College system, students both responsible for graduates’ lack of real-world experience

Abhiram Rishi Prattipati, Staff Reporter

College students and graduates feel unprepared for the workforce and the future as both colleges and students focus on jobs and careers over an effective well-rounded education.

This situation worsens as the admissions and tuition levels raise from a local community college to Ivy League, where students graduate clueless with an expensive diploma.

“Certainly more kids are entering in a prudential frame of mind,” says Fred Hargadon, dean of admissions at Princeton University, in an interview with The Atlantic. “Most kids see their education as a means to an end.”

The pressure and competition of the job market is programming students to be workaholics starting from college and in some case, high school.

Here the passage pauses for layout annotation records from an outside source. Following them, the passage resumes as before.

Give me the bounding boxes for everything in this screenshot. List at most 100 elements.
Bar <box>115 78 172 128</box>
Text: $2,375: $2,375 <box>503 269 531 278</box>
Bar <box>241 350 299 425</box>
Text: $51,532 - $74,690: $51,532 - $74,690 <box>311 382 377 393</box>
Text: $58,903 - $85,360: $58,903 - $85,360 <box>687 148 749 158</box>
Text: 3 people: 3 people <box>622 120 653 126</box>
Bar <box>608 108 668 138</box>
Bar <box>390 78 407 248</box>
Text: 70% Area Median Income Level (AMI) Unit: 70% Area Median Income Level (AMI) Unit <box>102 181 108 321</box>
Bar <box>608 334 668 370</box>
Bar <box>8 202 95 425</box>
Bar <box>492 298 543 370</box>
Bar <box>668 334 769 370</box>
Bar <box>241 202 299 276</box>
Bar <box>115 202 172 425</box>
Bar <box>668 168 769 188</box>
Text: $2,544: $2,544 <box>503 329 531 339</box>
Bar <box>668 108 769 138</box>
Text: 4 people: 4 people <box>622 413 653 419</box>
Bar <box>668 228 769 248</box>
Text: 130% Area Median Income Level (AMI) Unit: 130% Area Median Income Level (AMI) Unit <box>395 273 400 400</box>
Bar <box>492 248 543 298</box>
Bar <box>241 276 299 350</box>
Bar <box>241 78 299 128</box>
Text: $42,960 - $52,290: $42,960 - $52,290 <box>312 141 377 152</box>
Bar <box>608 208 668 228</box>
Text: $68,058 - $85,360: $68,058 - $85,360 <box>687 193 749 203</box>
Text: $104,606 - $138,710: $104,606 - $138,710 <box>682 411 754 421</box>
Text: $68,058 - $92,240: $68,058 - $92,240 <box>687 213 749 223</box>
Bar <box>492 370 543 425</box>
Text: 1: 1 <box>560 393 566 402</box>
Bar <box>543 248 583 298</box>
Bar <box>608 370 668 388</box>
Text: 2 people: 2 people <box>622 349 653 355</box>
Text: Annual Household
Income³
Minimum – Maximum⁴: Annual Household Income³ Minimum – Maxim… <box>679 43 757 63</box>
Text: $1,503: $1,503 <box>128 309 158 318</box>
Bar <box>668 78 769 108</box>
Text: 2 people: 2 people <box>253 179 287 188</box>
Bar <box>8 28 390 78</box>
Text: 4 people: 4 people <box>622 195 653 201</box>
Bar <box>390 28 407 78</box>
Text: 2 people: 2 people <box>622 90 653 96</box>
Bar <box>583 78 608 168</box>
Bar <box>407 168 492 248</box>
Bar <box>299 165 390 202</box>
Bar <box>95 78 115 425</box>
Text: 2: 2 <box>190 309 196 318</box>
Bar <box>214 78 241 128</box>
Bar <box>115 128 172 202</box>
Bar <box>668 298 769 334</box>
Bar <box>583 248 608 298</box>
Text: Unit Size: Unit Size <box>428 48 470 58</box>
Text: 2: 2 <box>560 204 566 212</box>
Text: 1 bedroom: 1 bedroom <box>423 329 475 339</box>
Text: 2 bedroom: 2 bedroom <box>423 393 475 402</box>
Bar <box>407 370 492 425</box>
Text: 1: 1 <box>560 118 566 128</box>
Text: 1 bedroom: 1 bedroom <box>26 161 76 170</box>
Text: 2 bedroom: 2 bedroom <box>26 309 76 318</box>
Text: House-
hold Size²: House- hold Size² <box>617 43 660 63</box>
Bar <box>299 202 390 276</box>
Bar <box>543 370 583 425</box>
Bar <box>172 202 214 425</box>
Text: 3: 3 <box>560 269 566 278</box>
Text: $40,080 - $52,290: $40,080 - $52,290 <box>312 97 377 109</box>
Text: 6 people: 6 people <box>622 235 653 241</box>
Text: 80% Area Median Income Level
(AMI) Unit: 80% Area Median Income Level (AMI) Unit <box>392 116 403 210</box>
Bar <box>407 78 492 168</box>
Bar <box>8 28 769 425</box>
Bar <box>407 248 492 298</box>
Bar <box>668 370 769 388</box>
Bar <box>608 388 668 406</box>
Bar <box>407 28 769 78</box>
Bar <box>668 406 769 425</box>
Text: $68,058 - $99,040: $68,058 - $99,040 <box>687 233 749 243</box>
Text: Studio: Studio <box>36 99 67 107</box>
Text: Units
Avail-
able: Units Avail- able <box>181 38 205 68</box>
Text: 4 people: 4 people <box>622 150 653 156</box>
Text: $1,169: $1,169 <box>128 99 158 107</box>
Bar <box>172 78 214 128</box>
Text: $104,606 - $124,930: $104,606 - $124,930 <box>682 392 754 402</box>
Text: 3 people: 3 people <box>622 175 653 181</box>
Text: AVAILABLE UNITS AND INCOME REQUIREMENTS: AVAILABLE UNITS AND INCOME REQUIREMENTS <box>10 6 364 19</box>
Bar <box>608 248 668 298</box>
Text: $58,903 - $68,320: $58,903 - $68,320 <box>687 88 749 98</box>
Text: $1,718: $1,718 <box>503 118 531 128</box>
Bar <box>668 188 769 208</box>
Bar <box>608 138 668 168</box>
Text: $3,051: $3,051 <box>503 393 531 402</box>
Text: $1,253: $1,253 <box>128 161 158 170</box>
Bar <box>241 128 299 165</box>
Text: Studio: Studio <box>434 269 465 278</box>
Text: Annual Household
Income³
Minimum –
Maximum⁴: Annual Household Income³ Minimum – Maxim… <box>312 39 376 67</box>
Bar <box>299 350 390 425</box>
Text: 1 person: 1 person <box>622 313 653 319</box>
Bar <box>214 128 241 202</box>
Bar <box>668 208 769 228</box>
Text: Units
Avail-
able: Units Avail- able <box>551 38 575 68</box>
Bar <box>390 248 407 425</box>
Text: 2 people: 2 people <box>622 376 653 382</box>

“Sometimes we feel like we’re just tools for processing information. That’s what we call ourselves—power tools.” says an anonymous student-government officer from Princeton in an interview with The Atlantic.

Students from well-recognized universities tend to have difficulties with their schedule and in the future at their workplace mostly because of the focus on rigorous academics that prevents making other commitments.

According to a survey from Gallup and Strada Education Network, 73 percent of incoming freshman from 2000 to 2009 enrolled in order to get a better job.

But, only 34 percent of current students believe colleges are preparing them for success.

On the other hand, only 11 percent of business leaders strongly agree that educational institutions are properly forming the future workforce.

This statistic even applies to community colleges. According to, the lighter workload and an uninvolved campus life makes students difficult when they transfer to four-year university.

The last two years in a university with rigorous classes can make the transfer students have difficult time in catching up with their classes, and overall, miss opportunities to work or get involved in other programs.

The rising workforce created a competitive job market that makes students place “popular” or well-paid majors over their passions.

Colleges are trying to prepare the students with tough courses that forces students to leave their commitments that teaches practical skills.

It is a loop both parties are stuck in.

“There’s so much instability in the world now and nervousness about unemployment,” says Professor Charles Van Loan in an interview with Cornell University student newspaper.

“I think it’s really pronounced now. I would say that in my day, we had it much easier than [today’s] generation.”